Outrageous Ampersand
July 10, 2013 11:19 am

First post for me, but I’ve been a reader for years.
It seems to me that the Earth must have had a much thicker atmosphere back in the day, which others have pointed out. This makes the surface hotter.
Solar wind has been slowly eroding away the atmosphere over the eons. As the sun gets brighter and releases more energy, the solar wind gets stronger. This erodes the amosphere faster.
In this way the atmosphere becomes thinner as the sun gets brighter, which helps maintain a stable surface temperature.

July 10, 2013 11:25 am

higley7 says:
July 10, 2013 at 11:14 am
The warm young Sun problem is derived from assuming the Sun to be something that it is not.
No need to hijack the thread by rebutting all that is wrong with you comment. Let me just remark that your comment is high-quality nonsense.

July 10, 2013 11:27 am

Leif, I appreciate your avoidance of the question. To answer yours, the article ‘relies’ on the ‘greenhouse effect’ and ‘back radiation’. Hence the mention of CO2 concentration.
Is 168W of solar energy the same as 330W of calculated, but unavailble back radiation? Can you use both for power?

BioBob
July 10, 2013 11:30 am

Really, Leif, I will leave the aspects and details of the faint sun paradox, sunspots, sundogs, sun-yat-sen, etc to your own desires & devices.
But whenever you wish to discuss the role of life on earth,which likely involves the last 2 billion years or so, I will feel free to contribute and point out your ignorance. Just for your info, plant life in the oceans ALONE managed to oxygenate the atmosphere just fine, thank-you-very-much, so the contribution of plants on land was not required.
As my post of 11:28 indicates, at some point everything is irrelevant, from some point of reference or view.

Chad Wozniak
July 10, 2013 11:33 am

@lsvalgaard –
I still think “settled,” with reference to theory per se , is not appropriate. Tried-and-true practice is different, however, as you point out, but again this is experience rather than pure theory at work.

BioBob
July 10, 2013 11:33 am

erm, 11:06 post but whatever

Chad Wozniak
July 10, 2013 11:40 am

The full title of the book I referred to above concerning the postulated rarity if intelligent life in the universe is “Rare Earth: Why Complex Life is Uncommon in the Universe,” the authors are Peter D. Ward and Donald Brownlee.

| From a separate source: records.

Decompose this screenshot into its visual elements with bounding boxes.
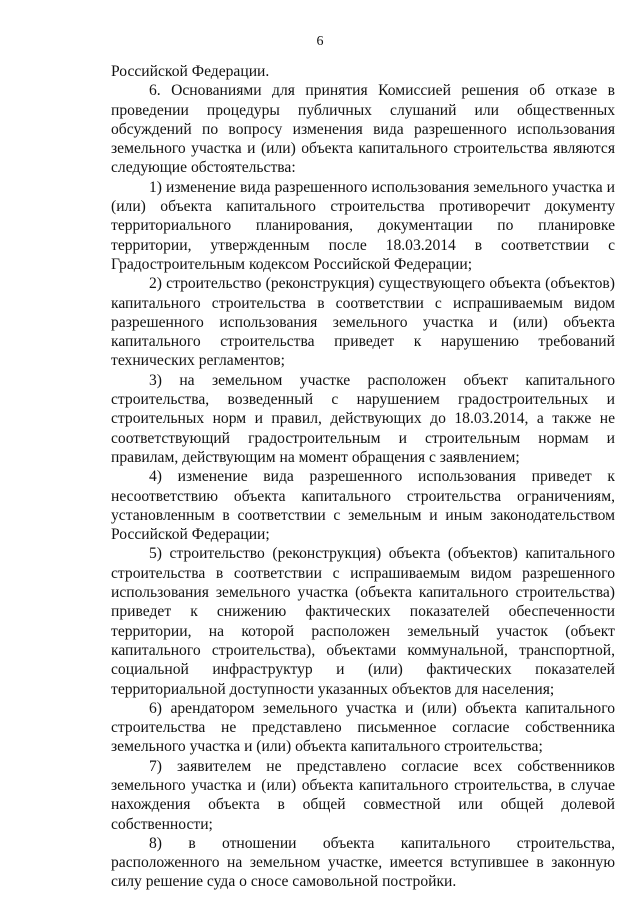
- paragraph-item-7: 7) заявителем не представлено согласие всех собственников земельного участка и (или) объекта капитального строительства, в случае нахождения объекта в общей совместной или общей долевой собственности;: [111, 757, 615, 833]
- paragraph-item-8: 8) в отношении объекта капитального строительства, расположенного на земельном участке, имеется вступившее в законную силу решение суда о сносе самовольной постройки.: [111, 834, 615, 891]
- paragraph-item-5: 5) строительство (реконструкция) объекта (объектов) капитального строительства в соответствии с испрашиваемым видом разрешенного использования земельного участка (объекта капитального строительства) приведет к снижению фактических показателей обеспеченности территории, на которой расположен земельный участок (объект капитального строительства), объектами коммунальной, транспортной, социальной инфраструктур и (или) фактических показателей территориальной доступности указанных объектов для населения;: [111, 545, 615, 698]
- paragraph-item-4: 4) изменение вида разрешенного использования приведет к несоответствию объекта капитального строительства ограничениям, установленным в соответствии с земельным и иным законодательством Российской Федерации;: [111, 468, 615, 544]
- paragraph-item-6: 6) арендатором земельного участка и (или) объекта капитального строительства не представлено письменное согласие собственника земельного участка и (или) объекта капитального строительства;: [111, 699, 615, 756]
- paragraph-item-3: 3) на земельном участке расположен объект капитального строительства, возведенный с нарушением градостроительных и строительных норм и правил, действующих до 18.03.2014, а также не соответствующий градостроительным и строительным нормам и правилам, действующим на момент обращения с заявлением;: [111, 371, 615, 466]
- document-body: [111, 62, 615, 892]
- page-number: 6: [316, 34, 324, 49]
- paragraph-clause-6: 6. Основаниями для принятия Комиссией решения об отказе в проведении процедуры публичных слушаний или общественных обсуждений по вопросу изменения вида разрешенного использования земельного участка и (или) объекта капитального строительства являются следующие обстоятельства:: [111, 82, 615, 177]
- paragraph-continuation: Российской Федерации.: [111, 63, 270, 80]
- paragraph-item-1: 1) изменение вида разрешенного использования земельного участка и (или) объекта капитального строительства противоречит документу территориального планирования, документации по планировке территории, утвержденным после 18.03.2014 в соответствии с Градостроительным кодексом Российской Федерации;: [111, 178, 615, 273]
- paragraph-item-2: 2) строительство (реконструкция) существующего объекта (объектов) капитального строительства в соответствии с испрашиваемым видом разрешенного использования земельного участка и (или) объекта капитального строительства приведет к нарушению требований технических регламентов;: [111, 275, 615, 370]
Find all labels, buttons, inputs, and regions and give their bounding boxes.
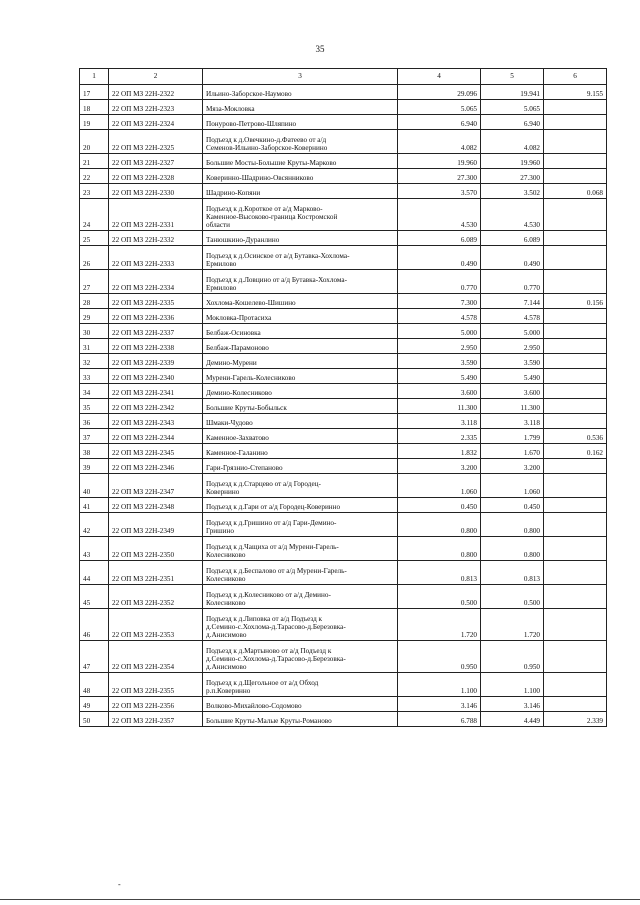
- length-col5-cell: 3.146: [481, 697, 544, 712]
- road-code-cell: 22 ОП МЗ 22Н-2332: [109, 231, 203, 246]
- table-row: [80, 231, 607, 246]
- length-col6-cell: [544, 169, 607, 184]
- total-length-cell: 0.800: [398, 537, 481, 561]
- row-number-cell: 44: [80, 561, 109, 585]
- row-number-cell: 41: [80, 498, 109, 513]
- total-length-cell: 0.770: [398, 270, 481, 294]
- road-code-cell: 22 ОП МЗ 22Н-2339: [109, 354, 203, 369]
- row-number-cell: 17: [80, 85, 109, 100]
- header-cell: 6: [544, 69, 607, 85]
- length-col5-cell: 7.144: [481, 294, 544, 309]
- row-number-cell: 38: [80, 444, 109, 459]
- table-row: [80, 444, 607, 459]
- length-col5-cell: 0.950: [481, 641, 544, 673]
- table-row: [80, 100, 607, 115]
- row-number-cell: 32: [80, 354, 109, 369]
- table-row: [80, 609, 607, 641]
- length-col6-cell: [544, 513, 607, 537]
- road-name-cell: Мокловка-Протасиха: [203, 309, 398, 324]
- table-row: [80, 154, 607, 169]
- road-code-cell: 22 ОП МЗ 22Н-2353: [109, 609, 203, 641]
- total-length-cell: 1.100: [398, 673, 481, 697]
- total-length-cell: 4.530: [398, 199, 481, 231]
- road-code-cell: 22 ОП МЗ 22Н-2351: [109, 561, 203, 585]
- total-length-cell: 3.600: [398, 384, 481, 399]
- row-number-cell: 37: [80, 429, 109, 444]
- row-number-cell: 34: [80, 384, 109, 399]
- length-col5-cell: 1.100: [481, 673, 544, 697]
- table-row: [80, 199, 607, 231]
- row-number-cell: 18: [80, 100, 109, 115]
- length-col6-cell: [544, 339, 607, 354]
- length-col6-cell: [544, 270, 607, 294]
- row-number-cell: 35: [80, 399, 109, 414]
- road-name-cell: Хохлома-Кошелево-Шишино: [203, 294, 398, 309]
- length-col5-cell: 1.720: [481, 609, 544, 641]
- length-col6-cell: [544, 199, 607, 231]
- length-col6-cell: [544, 697, 607, 712]
- road-name-cell: Подъезд к д.Осинское от а/д Бутавка-Хохлома- Ермилово: [203, 246, 398, 270]
- road-code-cell: 22 ОП МЗ 22Н-2348: [109, 498, 203, 513]
- road-name-cell: Танюшкино-Дуранлино: [203, 231, 398, 246]
- page-number: 35: [315, 44, 325, 54]
- total-length-cell: 19.960: [398, 154, 481, 169]
- table-row: [80, 641, 607, 673]
- row-number-cell: 21: [80, 154, 109, 169]
- road-name-cell: Демино-Колесниково: [203, 384, 398, 399]
- length-col6-cell: [544, 246, 607, 270]
- length-col6-cell: [544, 130, 607, 154]
- total-length-cell: 7.300: [398, 294, 481, 309]
- road-code-cell: 22 ОП МЗ 22Н-2357: [109, 712, 203, 727]
- length-col5-cell: 6.940: [481, 115, 544, 130]
- length-col6-cell: [544, 609, 607, 641]
- total-length-cell: 0.500: [398, 585, 481, 609]
- row-number-cell: 33: [80, 369, 109, 384]
- road-code-cell: 22 ОП МЗ 22Н-2335: [109, 294, 203, 309]
- road-code-cell: 22 ОП МЗ 22Н-2337: [109, 324, 203, 339]
- length-col5-cell: 2.950: [481, 339, 544, 354]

Essentially they argue that a sequence of too many highly improbable coincidences have to occur for life to advance to the point it has on Earth, for this to happen more than a few times throughout the universe.

July 10, 2013 11:53 am

The continental area of Earth was smaller back then [in the Archean] so there was less weathering of the land and a lower release of minerals to the oceans
I don’t know whether this is any truth in this statement at all. I am skeptical on many respects.
First, 3 billion years ago, plate tectonics was probably in high gear. Higher volcanism, higher collision rates. Some doubt the crust was thick enough to subduct, but I believe the crust was too thin not to hold together. If there were oceans, and the statement implies much more than today, then there was water-cooled thin crust on a more fluid mantle. Overturning is guaranteed. Once it starts, it doesn’t stop.
Second, there was little free oxygen in the atmosphere, whatever it’s surface pressure. What oxygen that was being created by oceanic algae was consumed in the reduction of solution iron to create the great “banded” beds of iron-ore.
Third, what rain there was must have been very acidic. Chemical Erosion could have been high, much higher than mechanical. I’d bet money that erosion was higher than today.
Fourth, where did the oceanic water come from. If it came from comets, then conceivably, there was much more exposed land than today, not less.
Fifth, the end of the Archean, deep oceanic basins are known to have existed by the presence of banded iron formations, chert beds, chemical sediments and pillow basalts… [Wiki Archean:Paleoenvironment] If you can believe deep ocean basins existed, then tectonics must have been working and by consequence, there must have been continents, too.
Incidentally, the banded nature of the iron ore beds is proof of repeated global cataclysmic climate changes over a span of nearly a billion years. After all, the conditions to start and stop each band are evidence of changes in ocean composition of ions, gasses, and life.